Ein Unbehagen will jedoch nicht weichen. In einer Zeit, in der nichts größere Überzeugungskraft zu haben scheint als "Authentizität", wird man wiederum Scharen von Wissenschaftlern mit Pokerface erleben, die Metaphern in die Welt setzen, von denen sie nur zu genau wissen, dass sie bestenfalls irreführend sind. Man wird uns wieder versichern, dass wir auf dem neuen Weg noch näher an das heran kommen werden, was im "Geist Gottes" vor sich geht, wir werden das "Buch des Lebens" nicht nur buchstabieren, sondern sogar "lesen" lernen. Bill Clinton, 2001, im Originalton: "Wir lernen die Sprache, in der Gott das Leben schuf, und vergrößern dabei die Ehrfurcht vor seiner Komplexität und Schönheit und das Staunen über Gottes göttlichstes und heiligstes Geschenk."

Auch wenn die Kommentatoren jetzt nicht müde werden, darauf hinzuweisen, dass es viel Zeit kosten wird, bis man die Sequenzdaten in medizinisch-klinische Fortschritte verwandelt hat, wird man weiterhin schnelle klinische Fortschritte in Aussicht stellen - und was die nächsten Etappen betrifft, sogar wahrscheinlich mit größerer Berechtigung als bisher.

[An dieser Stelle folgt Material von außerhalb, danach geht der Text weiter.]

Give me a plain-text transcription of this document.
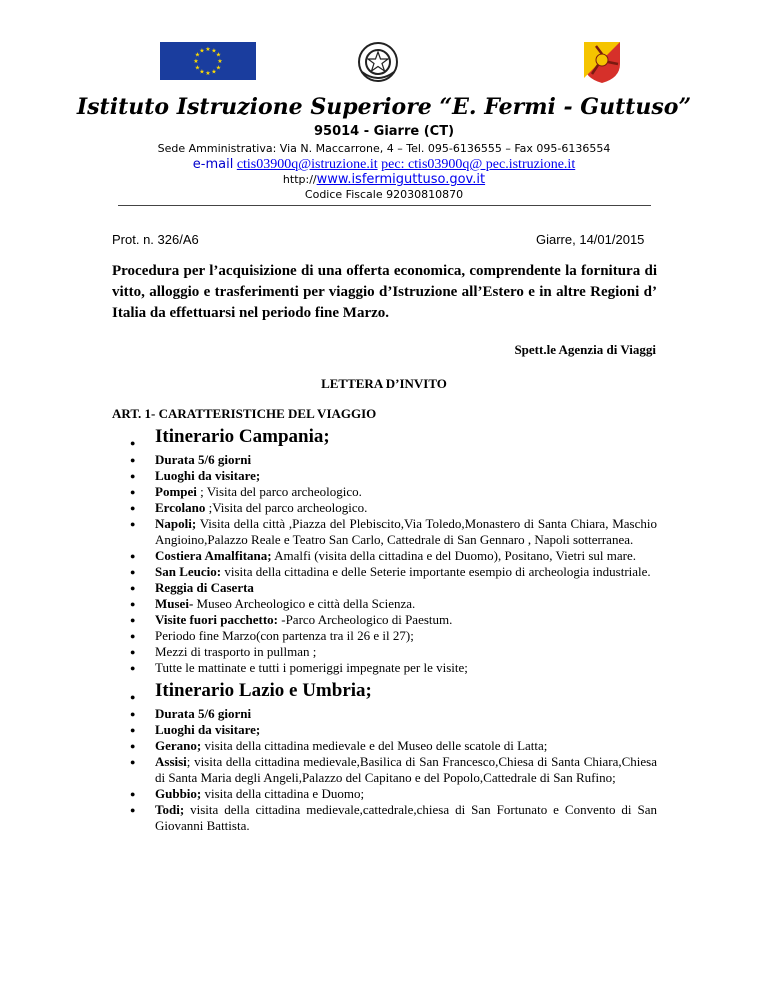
★ ★
★
★
★
★
★
★
★
★
★
★
Istituto Istruzione Superiore “E. Fermi - Guttuso”
95014 - Giarre (CT)
Sede Amministrativa: Via N. Maccarrone, 4 – Tel. 095-6136555 – Fax 095-6136554
e-mail ctis03900q@istruzione.it pec: ctis03900q@ pec.istruzione.it
http://www.isfermiguttuso.gov.it
Codice Fiscale 92030810870
Prot. n. 326/A6	Giarre, 14/01/2015
Procedura per l’acquisizione di una offerta economica, comprendente la fornitura di vitto, alloggio e trasferimenti per viaggio d’Istruzione all’Estero e in altre Regioni d’ Italia da effettuarsi nel periodo fine Marzo.
Spett.le Agenzia di Viaggi
LETTERA D’INVITO
ART. 1- CARATTERISTICHE DEL VIAGGIO
● Itinerario Campania;
● Durata 5/6 giorni
● Luoghi da visitare;
● Pompei ; Visita del parco archeologico.
● Ercolano ;Visita del parco archeologico.
● Napoli; Visita della città ,Piazza del Plebiscito,Via Toledo,Monastero di Santa Chiara, Maschio Angioino,Palazzo Reale e Teatro San Carlo, Cattedrale di San Gennaro , Napoli sotterranea.
● Costiera Amalfitana; Amalfi (visita della cittadina e del Duomo), Positano, Vietri sul mare.
● San Leucio: visita della cittadina e delle Seterie importante esempio di archeologia industriale.
● Reggia di Caserta
● Musei- Museo Archeologico e città della Scienza.
● Visite fuori pacchetto: -Parco Archeologico di Paestum.
● Periodo fine Marzo(con partenza tra il 26 e il 27);
● Mezzi di trasporto in pullman ;
● Tutte le mattinate e tutti i pomeriggi impegnate per le visite;
● Itinerario Lazio e Umbria;
● Durata 5/6 giorni
● Luoghi da visitare;
● Gerano; visita della cittadina medievale e del Museo delle scatole di Latta;
● Assisi; visita della cittadina medievale,Basilica di San Francesco,Chiesa di Santa Chiara,Chiesa di Santa Maria degli Angeli,Palazzo del Capitano e del Popolo,Cattedrale di San Rufino;
● Gubbio; visita della cittadina e Duomo;
● Todi; visita della cittadina medievale,cattedrale,chiesa di San Fortunato e Convento di San Giovanni Battista.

Philip Ball, renommierter "Nature"- Redakteur mit Unbehagen an grandiosen Metaphern, merkt in einer Würdigung des großen Erfolgs

des "Human Genome Projects" nur sarkastisch an: "Lasst uns nur nicht vergessen, dass die meisten Leute

in der (entwickelten) Welt heute

an Krankheiten sterben, die leicht behandelbar oder vermeidbar sind: Rauchen, Alkohol, schlechte Ernährung und Bewegungsmangel. Um damit fertig zu werden, braucht man 'das Buch des Lebens' nicht."

Literatur:

International Human Genome Sequencing Consortium: Finishing the euchromatic sequence of the human genome.

"Nature" 431 (21. Oktober 2004), 931 - 945.